The Pentagon has called the attacks “reckless, unsafe and escalatory” as they were not coordinated with the U.S. beforehand.

Based on all these developments military experts point out that the U.S. has been dragged into a strategic dead end in Syria, where it intervened conditionally to fight against Daesh.

Occupation strategy loses in long-term

Tying its Syria strategy to a terror group like YPG/PKK in Syria might have some advantages for Washington in the short run, but it is argued that this approach will leave it alone in Syria in the long-term.

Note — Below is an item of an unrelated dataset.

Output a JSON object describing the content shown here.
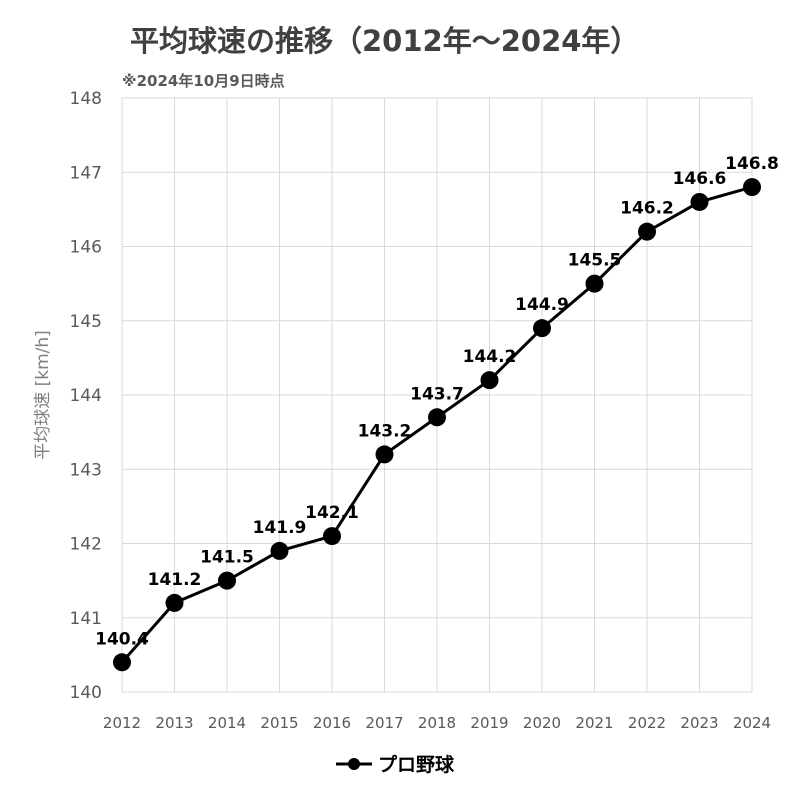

Former ambassador James Jeffrey, the recently-appointed U.S. special representative for Syria, was among those who emphasized the handicaps in cooperating with YPG/PKK in the long-term.

However, Washington insists on ignoring the warnings made in this regard, especially by Turkey.

YPG/PKK’s actions such as displacing Arabs in the areas it has occupied and using violence against people who oppose to the terror group undermine the U.S. strategy.

The intimidation by the YPG/PKK led to protests in predominantly Arab areas such as Raqqah, Manbij and Tal Abyad.

The YPG/PKK’s treatment of residents, who do not support the organization, was covered in reports of non-governmental and international organizations such as Human Rights Watch and Amnesty International, and it was highlighted that some of the YPG/PKK actions might even amount to war crimes.

The U.S. officials constantly overlooked the questions about these reports, and disregard the discomfort the YPG/PKK imposes on residents of the areas it controls.

US losing Turkey

The U.S. for its support to YPG/PKK has lost Turkey’s support in Syria to a significant extent.

Even though some diplomatic steps Turkey has taken together with Russia and Iran are implemented to some extent, the U.S. has yet to implement Manbij deal with its NATO ally, which has led comments as Ankara’s goodwill towards Washington is running out.

As the card the U.S. has against Russia and Iran is its own military force, losing Turkey due to its support with the YPG/PKK shows that the U.S.’s Syria policy would fizzle out.

Just yesterday former Defense Secretary Chuck Hagel said in an interview: “It’s complete folly to think you’re going to threaten the Syrians or the Russians or the Iranians into anything because they hold more cards than we do.”

Washington’s conditional and limited partnership with the YPG/PKK, which is maturing increasingly permanent, is leading Washington to a long-term strategic impasse that is hard to return.